Seit der Anpassung schwanken die Sätze nach Alter, nicht nach Bundesland-Logik wie beim Barbetrag. Nach der LAGÖF-Empfehlung im LWL-Rundschreiben Nr. 33/2024, gültig ab 01.01.2025, erhalten Kinder von 0 bis unter 6 Jahren 57,11 Euro Bekleidungsgeld monatlich, 6- bis unter 14-Jährige 47,28 Euro, ab 14 Jahren sowie Volljährige jeweils 56,30 Euro. Beim Hygienegeld ist die Praxis uneinheitlicher: Die Liga der Freien Wohlfahrtspflege Baden-Württemberg und der VPK empfehlen 2025, dass eine Einrichtung, die Hygieneartikel selbst stellt, dafür höchstens 10 Euro monatlich vom Taschengeld einbehalten darf. Andere Träger zahlen stattdessen ein separates Hygienegeld obendrauf, wieder andere rechnen es in den Barbetrag ein. Drei Budgetlinien, drei Berechnungslogiken, ein einziges Klient:innen-Konto, das am Monatsende stimmen muss. Wechselt eine Wohngruppe die Trägerschaft oder ein Jugendlicher das Bundesland, wechselt in der Regel auch die Bekleidungs- und Hygienesatz-Tabelle, während der Barbetrag rechnerisch gleich bleibt.

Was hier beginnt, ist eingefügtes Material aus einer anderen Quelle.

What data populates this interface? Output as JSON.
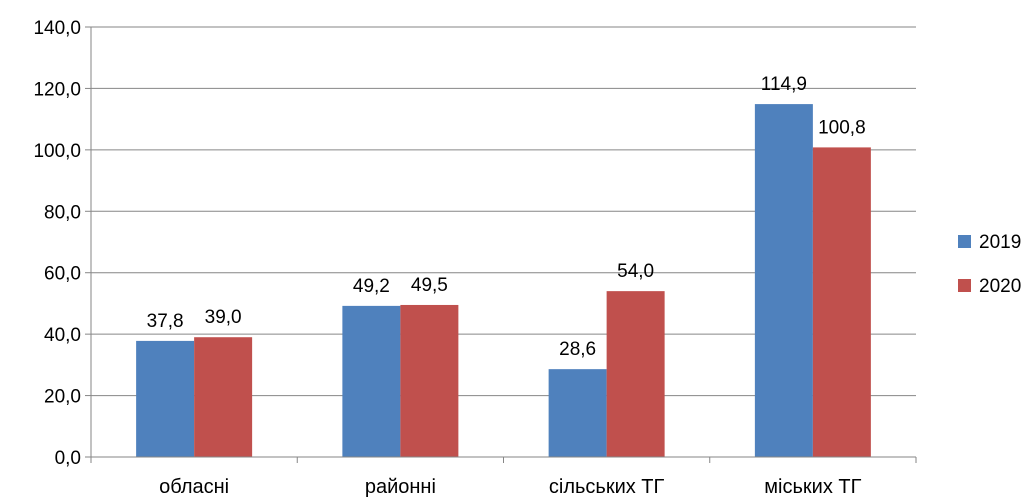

Genau hier wiederholt sich ein Muster, das wir bereits beim Barbetrag allein beschrieben haben: Wie stark selbst eine einzelne Kassenlinie zwischen den Bundesländern streut, zeigt der Barbetrag-Bundesländervergleich. Bekleidungsgeld und Hygienegeld addieren jetzt eine zweite und dritte Logik auf dieselbe Verwaltungslast, meist ohne eigene digitale Belegspur und ohne einheitliches Formular zwischen den Wohnbereichen. Zentrale Kassenführung und landes- beziehungsweise altersspezifische Sätze sind dabei kein Widerspruch: Ein System kann pro Klient:in Barbetrag, Bekleidungsgeld und Hygienegeld getrennt führen, ohne dass eine Fachkraft drei Tabellen parallel pflegt. Als digitale Zahlungsinfrastruktur für die deutsche Sozialwirtschaft bildet Parto genau diese Struktur ab: jede Budgetlinie einzeln zugeordnet, revisionssicher dokumentiert, nachvollziehbar bei jeder Heimaufsichts-Prüfung, nicht nur beim Barbetrag. Für die Praxis heißt das: eine Kontostruktur pro Klient:in, drei hinterlegte Sätze, ein Prüfnachweis, statt drei Zettel im Gruppenkassen-Ordner.
Bekleidungsgeld und Hygienegeld sind keine Randnotiz neben dem Barbetrag, sie sind ein weiteres Kapitel derselben Zersplitterung. Träger, die nur den Barbetrag digital abbilden, lösen ein Drittel des Problems. Vollständige Barmittelverwaltung entsteht erst, wenn alle drei Kassenlinien dieselbe Belegspur teilen, statt drei getrennte Geschichten pro Klient:in zu erzählen.